Thursday, September 29, 2011

Project Controls..the weatherman of the EPC world

As my role changes and evolves; diverting from focus on mechanical and technical aspects of the Turnaround and Operations environment to the challenges of Capital Projects I have recognized some crossover and disconnects of terminology. Case in point regarding Earned Value the expression of "budget" and "forecast" have two distinct meanings. Often budget and forecast used interchangeably, which can be challenging if there has been no discernible no distinction between the two.

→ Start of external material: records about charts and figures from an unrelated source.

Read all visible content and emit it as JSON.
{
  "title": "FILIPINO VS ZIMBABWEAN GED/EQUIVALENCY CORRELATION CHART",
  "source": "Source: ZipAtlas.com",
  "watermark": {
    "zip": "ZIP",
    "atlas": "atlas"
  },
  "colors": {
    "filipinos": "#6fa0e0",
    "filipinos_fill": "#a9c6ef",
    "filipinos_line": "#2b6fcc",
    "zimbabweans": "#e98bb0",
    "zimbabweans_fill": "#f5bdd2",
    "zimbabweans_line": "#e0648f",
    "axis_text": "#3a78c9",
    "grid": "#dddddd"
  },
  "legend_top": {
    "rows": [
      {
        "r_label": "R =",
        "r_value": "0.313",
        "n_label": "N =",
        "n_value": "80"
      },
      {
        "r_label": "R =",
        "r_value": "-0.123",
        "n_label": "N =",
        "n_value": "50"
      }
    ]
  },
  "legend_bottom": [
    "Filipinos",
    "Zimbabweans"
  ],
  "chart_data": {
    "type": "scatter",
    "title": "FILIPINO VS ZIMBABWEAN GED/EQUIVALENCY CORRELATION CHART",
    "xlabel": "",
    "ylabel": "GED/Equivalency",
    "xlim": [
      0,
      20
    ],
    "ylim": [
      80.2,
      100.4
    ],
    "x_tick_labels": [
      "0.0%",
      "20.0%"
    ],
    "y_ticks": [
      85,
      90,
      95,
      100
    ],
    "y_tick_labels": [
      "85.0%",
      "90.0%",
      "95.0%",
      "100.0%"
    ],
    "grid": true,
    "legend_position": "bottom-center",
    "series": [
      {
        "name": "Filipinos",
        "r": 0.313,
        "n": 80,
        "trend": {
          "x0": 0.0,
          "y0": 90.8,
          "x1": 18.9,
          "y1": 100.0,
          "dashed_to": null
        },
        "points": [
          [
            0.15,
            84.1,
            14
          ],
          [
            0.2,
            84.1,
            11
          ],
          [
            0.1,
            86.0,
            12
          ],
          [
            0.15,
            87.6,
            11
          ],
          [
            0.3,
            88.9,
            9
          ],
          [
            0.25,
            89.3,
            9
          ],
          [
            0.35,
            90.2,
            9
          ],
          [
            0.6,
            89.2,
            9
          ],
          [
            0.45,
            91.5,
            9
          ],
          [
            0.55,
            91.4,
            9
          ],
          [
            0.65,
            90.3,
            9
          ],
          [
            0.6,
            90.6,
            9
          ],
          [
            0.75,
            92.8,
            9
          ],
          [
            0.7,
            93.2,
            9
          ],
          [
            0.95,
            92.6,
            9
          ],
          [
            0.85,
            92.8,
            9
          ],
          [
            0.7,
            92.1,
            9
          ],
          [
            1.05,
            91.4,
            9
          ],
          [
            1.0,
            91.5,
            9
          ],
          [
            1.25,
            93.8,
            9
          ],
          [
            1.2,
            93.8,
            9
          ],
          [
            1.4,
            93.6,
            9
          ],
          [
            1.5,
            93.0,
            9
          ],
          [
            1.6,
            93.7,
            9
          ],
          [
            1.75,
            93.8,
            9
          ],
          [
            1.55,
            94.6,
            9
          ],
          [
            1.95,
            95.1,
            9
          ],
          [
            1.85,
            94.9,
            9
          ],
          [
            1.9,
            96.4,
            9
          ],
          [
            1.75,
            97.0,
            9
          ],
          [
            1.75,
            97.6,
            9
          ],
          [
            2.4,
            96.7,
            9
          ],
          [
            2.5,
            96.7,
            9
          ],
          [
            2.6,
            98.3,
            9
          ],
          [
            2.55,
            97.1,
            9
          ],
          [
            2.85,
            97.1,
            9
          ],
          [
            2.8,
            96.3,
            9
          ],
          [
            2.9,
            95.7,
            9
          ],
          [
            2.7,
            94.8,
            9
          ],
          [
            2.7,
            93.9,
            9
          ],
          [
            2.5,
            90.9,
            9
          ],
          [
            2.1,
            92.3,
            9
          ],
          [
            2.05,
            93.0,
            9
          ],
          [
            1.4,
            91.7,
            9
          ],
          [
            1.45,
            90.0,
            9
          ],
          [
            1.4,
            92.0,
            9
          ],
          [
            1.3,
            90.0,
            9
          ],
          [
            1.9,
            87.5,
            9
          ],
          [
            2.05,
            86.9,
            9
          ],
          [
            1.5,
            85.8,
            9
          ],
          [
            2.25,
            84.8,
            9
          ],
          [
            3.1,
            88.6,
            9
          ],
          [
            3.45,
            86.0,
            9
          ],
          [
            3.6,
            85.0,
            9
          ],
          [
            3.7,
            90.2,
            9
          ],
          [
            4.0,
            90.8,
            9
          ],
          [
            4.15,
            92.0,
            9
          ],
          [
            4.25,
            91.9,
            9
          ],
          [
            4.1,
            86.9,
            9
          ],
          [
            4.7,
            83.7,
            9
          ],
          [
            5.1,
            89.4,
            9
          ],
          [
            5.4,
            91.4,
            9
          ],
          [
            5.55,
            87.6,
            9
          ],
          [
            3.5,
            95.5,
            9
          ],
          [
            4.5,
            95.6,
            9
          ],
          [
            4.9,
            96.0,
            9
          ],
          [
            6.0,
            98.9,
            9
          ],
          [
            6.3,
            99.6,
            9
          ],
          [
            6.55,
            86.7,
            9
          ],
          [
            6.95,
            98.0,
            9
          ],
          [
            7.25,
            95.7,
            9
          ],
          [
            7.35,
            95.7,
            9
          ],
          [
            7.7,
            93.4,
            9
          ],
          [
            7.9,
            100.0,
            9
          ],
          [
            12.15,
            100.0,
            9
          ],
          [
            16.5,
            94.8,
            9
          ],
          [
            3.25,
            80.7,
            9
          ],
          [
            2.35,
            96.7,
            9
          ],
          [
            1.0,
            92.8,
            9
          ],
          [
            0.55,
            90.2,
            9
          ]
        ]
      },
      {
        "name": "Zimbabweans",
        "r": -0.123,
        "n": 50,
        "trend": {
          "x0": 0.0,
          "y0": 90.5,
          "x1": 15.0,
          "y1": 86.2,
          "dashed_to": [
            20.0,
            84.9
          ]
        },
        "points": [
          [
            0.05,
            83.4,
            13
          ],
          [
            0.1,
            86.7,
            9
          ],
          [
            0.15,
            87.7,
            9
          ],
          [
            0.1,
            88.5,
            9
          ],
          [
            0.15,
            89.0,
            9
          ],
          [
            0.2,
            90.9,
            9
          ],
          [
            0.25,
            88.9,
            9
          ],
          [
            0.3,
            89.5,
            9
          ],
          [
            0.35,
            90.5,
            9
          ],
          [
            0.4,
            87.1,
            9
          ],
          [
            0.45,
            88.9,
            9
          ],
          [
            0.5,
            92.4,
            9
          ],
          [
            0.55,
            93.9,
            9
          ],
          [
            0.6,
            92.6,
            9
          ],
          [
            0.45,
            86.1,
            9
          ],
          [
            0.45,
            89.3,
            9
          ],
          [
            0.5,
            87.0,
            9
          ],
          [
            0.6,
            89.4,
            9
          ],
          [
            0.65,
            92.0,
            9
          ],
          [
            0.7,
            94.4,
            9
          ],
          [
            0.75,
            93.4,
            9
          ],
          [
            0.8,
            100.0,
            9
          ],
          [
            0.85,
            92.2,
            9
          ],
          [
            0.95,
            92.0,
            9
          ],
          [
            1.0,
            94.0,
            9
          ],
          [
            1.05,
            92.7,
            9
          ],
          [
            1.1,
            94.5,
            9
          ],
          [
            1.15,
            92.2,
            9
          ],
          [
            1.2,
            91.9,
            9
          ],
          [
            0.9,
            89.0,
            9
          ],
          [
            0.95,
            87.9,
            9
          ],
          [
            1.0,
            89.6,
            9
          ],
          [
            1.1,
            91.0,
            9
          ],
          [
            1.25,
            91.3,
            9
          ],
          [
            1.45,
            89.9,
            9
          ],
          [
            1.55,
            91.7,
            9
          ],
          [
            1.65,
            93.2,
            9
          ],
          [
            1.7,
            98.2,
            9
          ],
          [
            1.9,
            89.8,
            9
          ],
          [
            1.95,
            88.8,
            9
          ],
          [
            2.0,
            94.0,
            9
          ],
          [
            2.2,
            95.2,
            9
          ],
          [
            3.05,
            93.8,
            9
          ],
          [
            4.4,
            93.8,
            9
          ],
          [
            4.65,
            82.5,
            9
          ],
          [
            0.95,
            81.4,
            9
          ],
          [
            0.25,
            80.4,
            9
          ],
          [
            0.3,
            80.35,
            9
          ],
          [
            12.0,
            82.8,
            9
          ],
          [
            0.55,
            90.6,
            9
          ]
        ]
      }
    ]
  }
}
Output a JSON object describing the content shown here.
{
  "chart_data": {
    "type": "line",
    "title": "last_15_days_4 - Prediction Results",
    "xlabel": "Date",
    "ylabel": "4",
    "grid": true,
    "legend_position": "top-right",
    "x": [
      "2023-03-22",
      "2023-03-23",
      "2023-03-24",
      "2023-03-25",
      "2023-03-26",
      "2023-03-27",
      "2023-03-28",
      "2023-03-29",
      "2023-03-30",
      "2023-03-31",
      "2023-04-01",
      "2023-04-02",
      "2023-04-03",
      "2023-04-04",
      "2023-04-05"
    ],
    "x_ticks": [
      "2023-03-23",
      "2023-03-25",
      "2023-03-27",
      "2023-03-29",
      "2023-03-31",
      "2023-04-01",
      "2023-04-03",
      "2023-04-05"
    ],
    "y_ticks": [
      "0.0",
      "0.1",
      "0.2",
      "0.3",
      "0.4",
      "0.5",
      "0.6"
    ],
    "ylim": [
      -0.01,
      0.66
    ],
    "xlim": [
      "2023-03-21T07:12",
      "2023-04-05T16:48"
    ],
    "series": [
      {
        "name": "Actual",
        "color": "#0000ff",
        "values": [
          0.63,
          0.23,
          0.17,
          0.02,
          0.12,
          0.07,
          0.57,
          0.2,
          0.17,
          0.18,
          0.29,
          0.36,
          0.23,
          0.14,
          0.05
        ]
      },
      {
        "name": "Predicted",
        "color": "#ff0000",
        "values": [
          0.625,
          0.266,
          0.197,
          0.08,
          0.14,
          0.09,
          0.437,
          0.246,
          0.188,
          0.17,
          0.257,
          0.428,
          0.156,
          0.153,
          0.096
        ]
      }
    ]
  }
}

Understanding the budget is derived from the planned estimate of the anticipated cost to complete the scope defined within each work package which is then rolled up to a WBS/CBS component. The planned estimate is an estimate; however, it is an essential component to provide a forecast. The budget plan becomes the performance measurement baseline.  The budget (Cost Baseline) is therefore a rigid plan of spending that is established prior to the start of work.  The forecast is a separate mechanism for predicting the final outcome once the work starts or it becomes clear that things aren’t going exactly according to plan.
Think of it in these simple terms: we forecast the weather, but we cannot plan it.   The weather, in this case, is the unexpected thing that happens to our projects once work gets under way.  Cost overruns, delays and rate changes are common examples of the weather we encounter.
If there is a delay that starts to require more hours than planned, the Project Manager can use forecasting tools within the Earned Value Management system to manage the risk of delay, ignore, mitigate or accept the problem and then show the effect of the risk management plan. In short, forecasting is used to protect the Estimate At Completion (EAC) figure and manage the project to keep this figure within thresholds.  What the manager cannot do is change anything that affects the budget without following a formal process.  If the budget was changed every time there was a problem and without a formal audit trail of the change, then the performance measurement baseline would be compromised along with the integrity of the earned value data.